Les couleurs physiques et les couleurs physiologiques

L'analyse des signaux électriques provenant de nos trois types de cônes (R, V et B) est à la base de notre vision des couleurs. Mais certaines expériences nous montrent que notre système visuel ne se contente pas de mesurer et de comparer l’intensité des trois signaux envoyés par les trois types de cônes en un point la rétine. 

Sur l’illustration ci-contre, nous voyons par exemple que la couleur d’un objet est perçue différemment suivant son environnement : bien que les deux carrés renvoient vers nos yeux des lumières ayant des compositions spectrales identiques, nous les voyons de deux couleurs différentes suivant s'ils sont entourés de bleu ou de orange. Nous sommes sensibles aux contrastes de couleurs.

A contrario, la couleur perçue d’un carré restera inchangée si la composition spectrale de la lumière qui l’éclaire change légèrement (et si son environnement ne change pas) : c’est le phénomène de constance des couleurs.

Des cellules nerveuses collectent les signaux provenant des cônes situés dans une zone relativement étendue autour d’un point donné de la rétine (on parle de champ récepteur). Elles comparent ensuite les signaux émis par le centre du champ et par sa périphérie. Nous sommes ainsi sensibles à la composition spectrale de la lumière, mais également à ses contrastes d’un point à l’autre. Nous ne savons pas encore tout sur le sujet, mais notre système visuel semble utiliser trois voies indépendantes pour traiter l’information provenant des cônes : une qui compare, entre le centre et la périphérie d’une région de la rétine, le rouge et le vert (voie RV), une autre qui compare le jaune et le bleu (voie JB) et une dernière le noir et le blanc (voie NB).

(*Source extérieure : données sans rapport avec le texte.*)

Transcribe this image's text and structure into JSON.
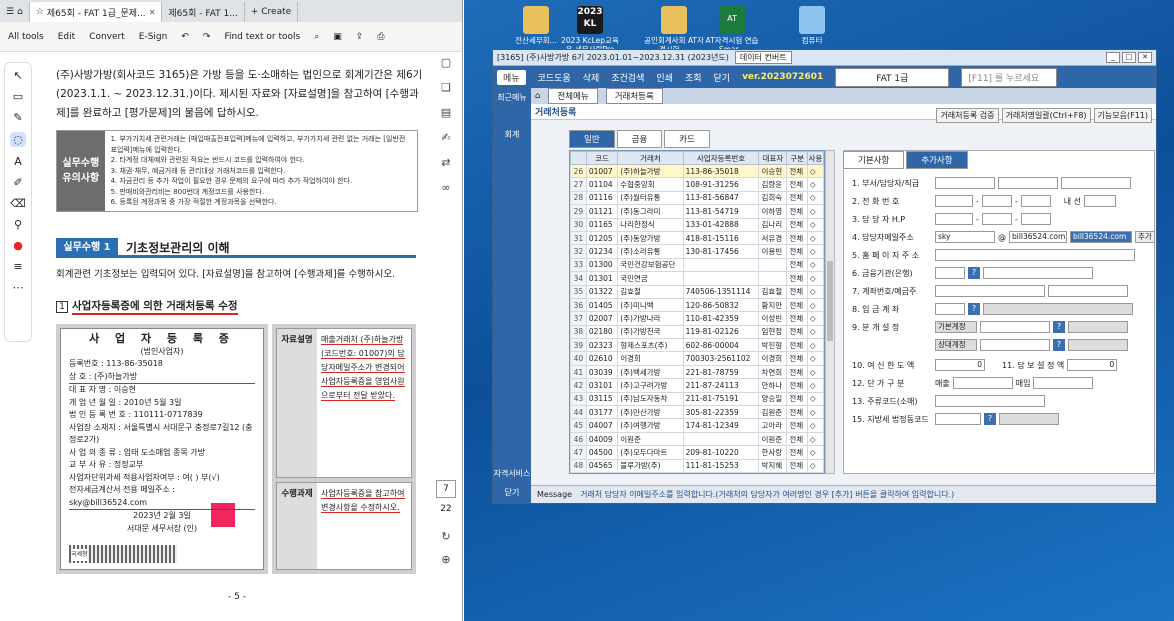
{
  "tabs": [
    "제65회 - FAT 1급_문제...",
    "제65회 - FAT 1..."
  ],
  "new_tab": "+ Create",
  "toolbar": [
    "All tools",
    "Edit",
    "Convert",
    "E-Sign",
    "Find text or tools"
  ],
  "page_current": "7",
  "page_total": "22",
  "doc": {
    "intro": "(주)사방가방(회사코드 3165)은 가방 등을 도·소매하는 법인으로 회계기간은 제6기(2023.1.1. ~ 2023.12.31.)이다. 제시된 자료와 [자료설명]을 참고하여 [수행과제]를 완료하고 [평가문제]의 물음에 답하시오.",
    "guide_label": "실무수행 유의사항",
    "guide_items": [
      "1. 부가가치세 관련거래는 [매입매출전표입력]메뉴에 입력하고, 부가가치세 관련 없는 거래는 [일반전표입력]메뉴에 입력한다.",
      "2. 타계정 대체예와 관련된 적요는 반드시 코드를 입력하여야 한다.",
      "3. 채권·채무, 예금거래 등 관리대상 거래처코드를 입력한다.",
      "4. 자금관리 등 추가 작업이 필요한 경우 문제의 요구에 따라 추가 작업하여야 한다.",
      "5. 판매비와관리비는 800번대 계정코드를 사용한다.",
      "6. 등록된 계정과목 중 가장 적절한 계정과목을 선택한다."
    ],
    "section_num": "실무수행 1",
    "section_title": "기초정보관리의 이해",
    "section_sub": "회계관련 기초정보는 입력되어 있다. [자료설명]을 참고하여 [수행과제]를 수행하시오.",
    "q_num": "1",
    "q_title": "사업자등록증에 의한 거래처등록 수정",
    "cert_title": "사 업 자 등 록 증",
    "cert_sub": "(법인사업자)",
    "cert_lines": [
      "등록번호 : 113-86-35018",
      "상 호 : (주)하늘가방",
      "대 표 자 명 : 이승현",
      "개 업 년 월 일 : 2010년 5월 3일",
      "법 인 등 록 번 호 : 110111-0717839",
      "사업장 소재지 : 서울특별시 서대문구 충정로7길12 (충정로2가)",
      "사 업 의 종 류 : 업태 도소매업 종목 가방",
      "교 부 사 유 : 정정교부",
      "사업자단위과세 적용사업자여부 : 여( ) 부(√)",
      "전자세금계산서 전용 메일주소 : sky@bill36524.com",
      "2023년 2월 3일",
      "서대문 세무서장 (인)"
    ],
    "cert_brand": "국세청",
    "data_key": "자료설명",
    "data_text": "매출거래처 (주)하늘가방 (코드번호: 01007)의 담당자메일주소가 변경되어 사업자등록증을 영업사원으로부터 전달 받았다.",
    "task_key": "수행과제",
    "task_text": "사업자등록증을 참고하여 변경사항을 수정하시오.",
    "page_footer": "- 5 -"
  },
  "desktop_icons": [
    "전산세무회...",
    "2023 KcLep교육용 세무사랑Pro",
    "공인회계사회 AT자격시험 ...",
    "AT자격시험 연습 Smar...",
    "컴퓨터"
  ],
  "app": {
    "title": "[3165] (주)사방가방 6기 2023.01.01~2023.12.31 (2023년도)",
    "title_btn": "데이터 컨버트",
    "version": "ver.2023072601",
    "exam": "FAT 1급",
    "search_placeholder": "[F11] 를 누르세요",
    "menu": [
      "메뉴",
      "코드도움",
      "삭제",
      "조건검색",
      "인쇄",
      "조회",
      "닫기"
    ],
    "side": [
      "최근메뉴",
      "회계",
      "자격서비스",
      "닫기"
    ],
    "top_tabs": [
      "전체메뉴",
      "거래처등록"
    ],
    "page_title": "거래처등록",
    "buttons": [
      "거래처등록 검증",
      "거래처명일괄(Ctrl+F8)",
      "기능모음(F11)"
    ],
    "sub_tabs": [
      "일반",
      "금융",
      "카드"
    ],
    "form_tabs": [
      "기본사항",
      "추가사항"
    ],
    "grid_headers": [
      "",
      "코드",
      "거래처",
      "사업자등록번호",
      "대표자",
      "구분",
      "사용"
    ],
    "rows": [
      [
        "26",
        "01007",
        "(주)하늘가방",
        "113-86-35018",
        "이승현",
        "전체",
        "◇"
      ],
      [
        "27",
        "01104",
        "수협중앙회",
        "108-91-31256",
        "김량윤",
        "전체",
        "◇"
      ],
      [
        "28",
        "01116",
        "(주)월터유통",
        "113-81-56847",
        "김희숙",
        "전체",
        "◇"
      ],
      [
        "29",
        "01121",
        "(주)동그라미",
        "113-81-54719",
        "이하영",
        "전체",
        "◇"
      ],
      [
        "30",
        "01165",
        "나리한정식",
        "133-01-42888",
        "김나리",
        "전체",
        "◇"
      ],
      [
        "31",
        "01205",
        "(주)동양가방",
        "418-81-15116",
        "서유경",
        "전체",
        "◇"
      ],
      [
        "32",
        "01234",
        "(주)소라유통",
        "130-81-17456",
        "이용빈",
        "전체",
        "◇"
      ],
      [
        "33",
        "01300",
        "국민건강보험공단",
        "",
        "",
        "전체",
        "◇"
      ],
      [
        "34",
        "01301",
        "국민연금",
        "",
        "",
        "전체",
        "◇"
      ],
      [
        "35",
        "01322",
        "김효철",
        "740506-1351114",
        "김효철",
        "전체",
        "◇"
      ],
      [
        "36",
        "01405",
        "(주)미니백",
        "120-86-50832",
        "황지만",
        "전체",
        "◇"
      ],
      [
        "37",
        "02007",
        "(주)가방나라",
        "110-81-42359",
        "이성빈",
        "전체",
        "◇"
      ],
      [
        "38",
        "02180",
        "(주)가방천국",
        "119-81-02126",
        "임현정",
        "전체",
        "◇"
      ],
      [
        "39",
        "02323",
        "형제스포츠(주)",
        "602-86-00004",
        "박진형",
        "전체",
        "◇"
      ],
      [
        "40",
        "02610",
        "이경희",
        "700303-2561102",
        "이경희",
        "전체",
        "◇"
      ],
      [
        "41",
        "03039",
        "(주)백세가방",
        "221-81-78759",
        "차연희",
        "전체",
        "◇"
      ],
      [
        "42",
        "03101",
        "(주)고구려가방",
        "211-87-24113",
        "안하나",
        "전체",
        "◇"
      ],
      [
        "43",
        "03115",
        "(주)남도자동차",
        "211-81-75191",
        "양승일",
        "전체",
        "◇"
      ],
      [
        "44",
        "03177",
        "(주)만산가방",
        "305-81-22359",
        "김원준",
        "전체",
        "◇"
      ],
      [
        "45",
        "04007",
        "(주)여행가방",
        "174-81-12349",
        "고아라",
        "전체",
        "◇"
      ],
      [
        "46",
        "04009",
        "이원준",
        "",
        "이원준",
        "전체",
        "◇"
      ],
      [
        "47",
        "04500",
        "(주)모두다마트",
        "209-81-10220",
        "한사랑",
        "전체",
        "◇"
      ],
      [
        "48",
        "04565",
        "블루가방(주)",
        "111-81-15253",
        "박지혜",
        "전체",
        "◇"
      ]
    ],
    "form": {
      "l1": "1. 부서/담당자/직급",
      "l2": "2. 전 화 번 호",
      "l2b": "내 선",
      "l3": "3. 담 당 자 H.P",
      "l4": "4. 담당자메일주소",
      "l4_local": "sky",
      "l4_at": "@",
      "l4_domain": "bill36524.com",
      "l4_sel": "bill36524.com",
      "l4_add": "추가",
      "l5": "5. 홈 페 이 지 주 소",
      "l6": "6. 금융기관(은행)",
      "l7": "7. 계좌번호/예금주",
      "l8": "8. 입 금 계 좌",
      "l9": "9. 분 개 설 정",
      "l9a": "기본계정",
      "l9b": "상대계정",
      "l10": "10. 여 신 한 도 액",
      "l10_val": "0",
      "l11": "11. 담 보 설 정 액",
      "l11_val": "0",
      "l12": "12. 단 가 구 분",
      "l12a": "매출",
      "l12b": "매입",
      "l13": "13. 주류코드(소매)",
      "l15": "15. 지방세 법정동코드"
    },
    "msg_label": "Message",
    "msg": "거래처 담당자 이메일주소를 입력합니다.(거래처의 담당자가 여러명인 경우 [추가] 버튼을 클릭하여 입력합니다.)"
  }
}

Pourquoi un système aussi compliqué et non trois simples comparaisons, entre un centre et sa périphérie, des signaux issus des cônes R, V et B ? Probablement parce que les trois voies RV, JB et NB sont le résultat d’une adaptation progressive de notre système nerveux à l’évolution de nos cônes. Il y a très longtemps, nous ne disposions que d’un seul type de cône, les cônes R. Puis des cônes de type B sont apparus (80 millions d’années), nous permettant de distinguer les couleurs chaudes et les couleurs froides. Enfin les cônes V (30 millions d’années) se sont détachés des cônes R. La voie achromatique NB en noir et blanc serait donc issue de notre système visuel le plus ancien, système auquel se seraient successivement ajoutés les systèmes BJ et VR. La nature a préféré faire évoluer l’ancien système plutôt que de repartir sur un système RR, VV, BB a priori plus simple mais complètement différent.